Dia lalu melihat Heivia.
Dia tertunduk dengan tubuh yang bergetar dan berkata, “Sekarang kita telah melakukan apa yang kita bisa.”
“Yah, tapi aku tidak berpikir bakal ada perubahan berarti kalau Froleytia membantu kita. Untuk satu hal, permintaanmu tidak didasari tata tertib militer. Dia tidak akan membahayakan bawahan dan unitnya dalam bahaya seperti ini.”
“Sekarang yang tinggal kita lakukan hanyalah berharap bahwa keajaiban akan terjadi, atau menghancurkan Object itu sendiri dengan tangan kita.”
“Jangan berbicara seperti membalikkan telapak tangan. Dan aku tidak pernah bilang sepatah kata pun tentang menyelamatkan sang Putri.”
“Aku tahu.”
Quenser tidak akan mengutuk Heivia jika ia ingin melarikan diri. Dia yang memaksanya untuk ikut dalam kejadian ini, jadi tidak ada jaminan bahwa mereka akan selamat. Juga, apa yang Quenser lakukan sekarang bukanlah tindakan yang akan dilakukan seorang prajurit militer. Bahkan, dia sangat berterima kasih karena Heivia mau menemaninya di saat seperti ini.
“Maaf, sudah membawamu di situasi seperti ini. Kau bisa meninggalkan markas ini melalui barikade itu dan melarikan diri ke hutan. Aku akan melakukan apa pun untuk mengalihkan perhatian mereka terhadapmu.”
“Tunggu, sialan kau. Jangan tinggalkan aku dengan trauma seumur hidup ini! Kau tidak memberiku pilihan lain, kau tahu!?”
Heivia masih begitu keras kepala saat melirik ke arah barikade yang telah mereka lubangi sebelumnya, tapi saat Quenser menerobos dari belakang gedung itu dan meraih satu-satunya tempat mereka untuk berlindung dari pandangan musuh, Heivia mengikutinya dari belakang.

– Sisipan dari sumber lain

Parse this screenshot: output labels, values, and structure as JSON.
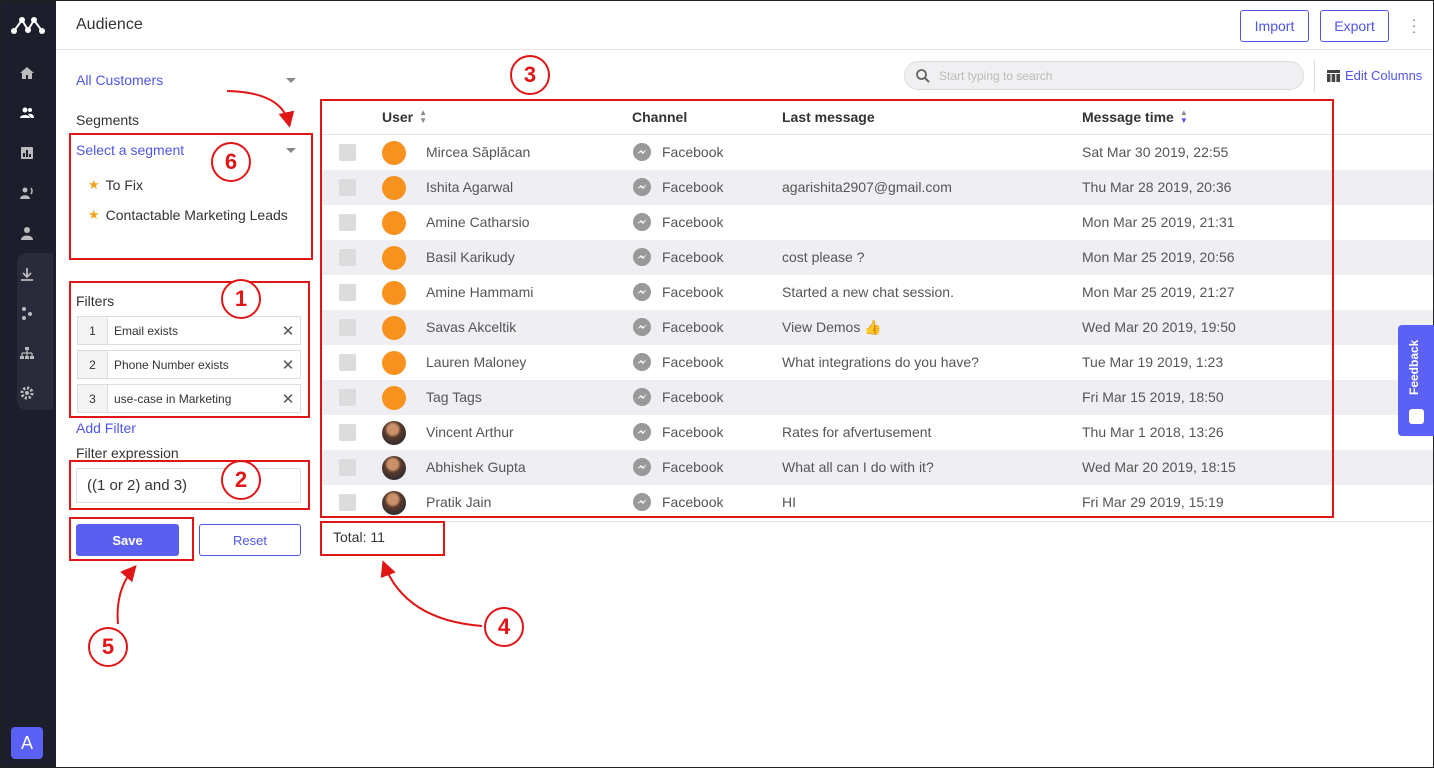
{
  "header": {
    "title": "Audience",
    "import_label": "Import",
    "export_label": "Export"
  },
  "sidebar": {
    "avatar_letter": "A"
  },
  "left_panel": {
    "customer_select": "All Customers",
    "segments_heading": "Segments",
    "segment_placeholder": "Select a segment",
    "segments": [
      "To Fix",
      "Contactable Marketing Leads"
    ],
    "filters_heading": "Filters",
    "filters": [
      {
        "num": "1",
        "label": "Email exists"
      },
      {
        "num": "2",
        "label": "Phone Number exists"
      },
      {
        "num": "3",
        "label": "use-case in Marketing"
      }
    ],
    "add_filter": "Add Filter",
    "expression_heading": "Filter expression",
    "expression": "((1 or 2) and 3)",
    "save": "Save",
    "reset": "Reset"
  },
  "main": {
    "search_placeholder": "Start typing to search",
    "edit_columns": "Edit Columns",
    "columns": [
      "User",
      "Channel",
      "Last message",
      "Message time"
    ],
    "rows": [
      {
        "name": "Mircea Săplăcan",
        "channel": "Facebook",
        "last": "",
        "time": "Sat Mar 30 2019, 22:55",
        "photo": false
      },
      {
        "name": "Ishita Agarwal",
        "channel": "Facebook",
        "last": "agarishita2907@gmail.com",
        "time": "Thu Mar 28 2019, 20:36",
        "photo": false
      },
      {
        "name": "Amine Catharsio",
        "channel": "Facebook",
        "last": "",
        "time": "Mon Mar 25 2019, 21:31",
        "photo": false
      },
      {
        "name": "Basil Karikudy",
        "channel": "Facebook",
        "last": "cost please ?",
        "time": "Mon Mar 25 2019, 20:56",
        "photo": false
      },
      {
        "name": "Amine Hammami",
        "channel": "Facebook",
        "last": "Started a new chat session.",
        "time": "Mon Mar 25 2019, 21:27",
        "photo": false
      },
      {
        "name": "Savas Akceltik",
        "channel": "Facebook",
        "last": "View Demos 👍",
        "time": "Wed Mar 20 2019, 19:50",
        "photo": false
      },
      {
        "name": "Lauren Maloney",
        "channel": "Facebook",
        "last": "What integrations do you have?",
        "time": "Tue Mar 19 2019, 1:23",
        "photo": false
      },
      {
        "name": "Tag Tags",
        "channel": "Facebook",
        "last": "",
        "time": "Fri Mar 15 2019, 18:50",
        "photo": false
      },
      {
        "name": "Vincent Arthur",
        "channel": "Facebook",
        "last": "Rates for afvertusement",
        "time": "Thu Mar 1 2018, 13:26",
        "photo": true
      },
      {
        "name": "Abhishek Gupta",
        "channel": "Facebook",
        "last": "What all can I do with it?",
        "time": "Wed Mar 20 2019, 18:15",
        "photo": true
      },
      {
        "name": "Pratik Jain",
        "channel": "Facebook",
        "last": "HI",
        "time": "Fri Mar 29 2019, 15:19",
        "photo": true
      }
    ],
    "total": "Total: 11"
  },
  "feedback_tab": "Feedback",
  "annotations": [
    "1",
    "2",
    "3",
    "4",
    "5",
    "6"
  ],
  "colors": {
    "accent": "#4f55e8",
    "rail": "#1d1e2c",
    "annotation": "#e01616",
    "avatar": "#f7921e"
  }
}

Quenser dan Heivia mengarah ke luar sendirian untuk melanjutkan misi ini sendirian dengan kemungkinan keberhasilan yang sangat kecil.

Dan tentu saja, tidak ada keajaiban yang terjadi.

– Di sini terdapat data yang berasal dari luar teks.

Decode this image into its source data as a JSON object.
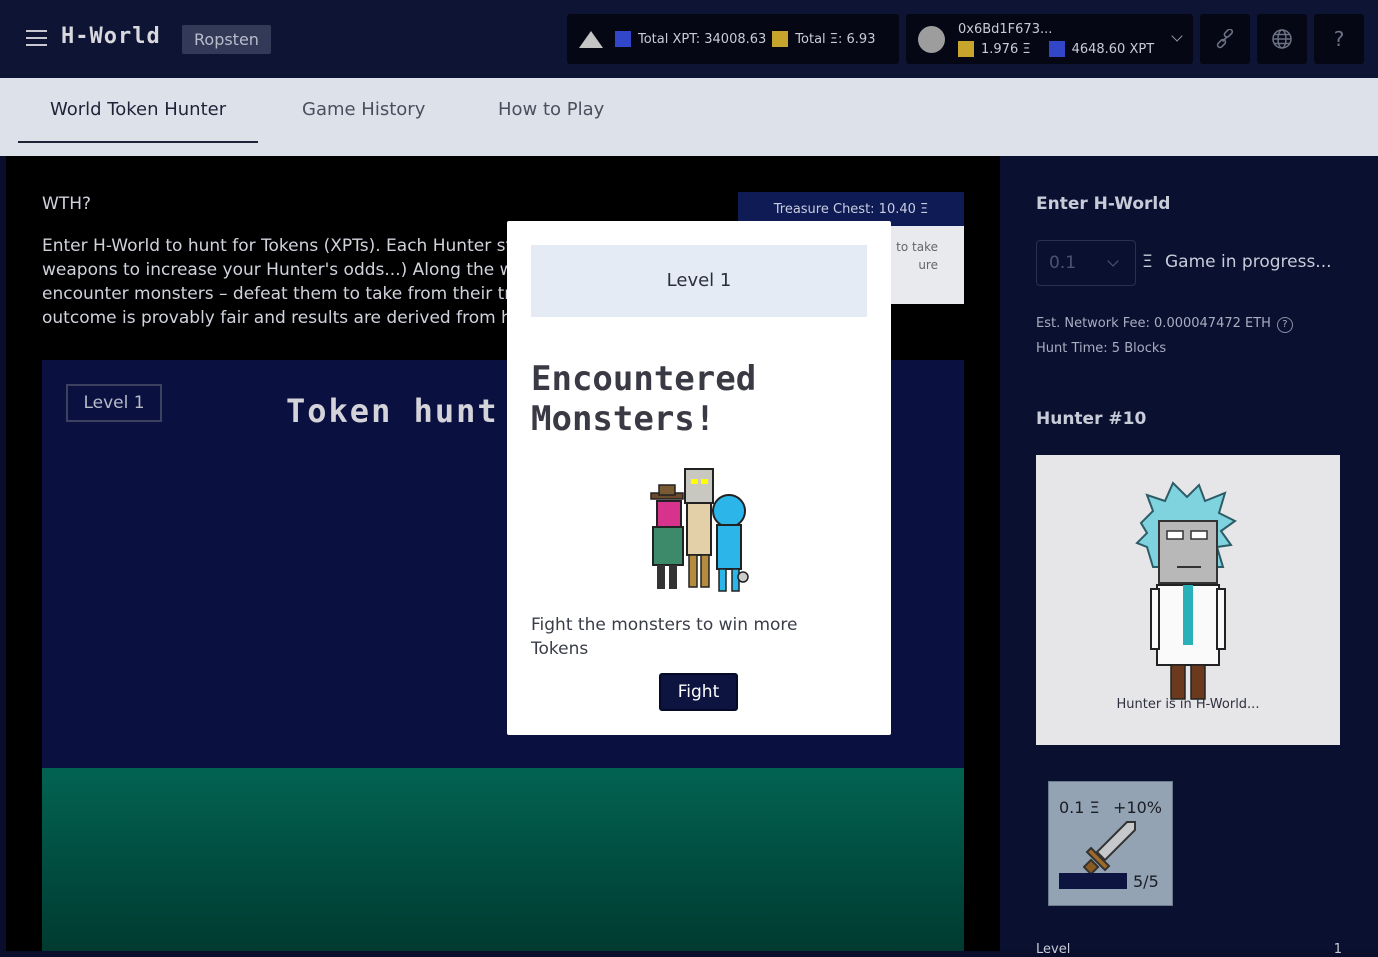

Setelah 10 menit, mereka ketahuan, tembakan peringatan ditembakkan ke tanah tempat mereka berpijak oleh seorang Sniper, dan akhirnya mereka tertangkap oleh pasukan musuh dengan tangan yang diletakkan di atas kepala mereka.

Bagian 16

Quenser, Heivia, dan Sang Elite dibawa ke pusat markas perawatan. Mereka diperintahkan untuk berlutut dan meletakkan tangan mereka di atas kepala.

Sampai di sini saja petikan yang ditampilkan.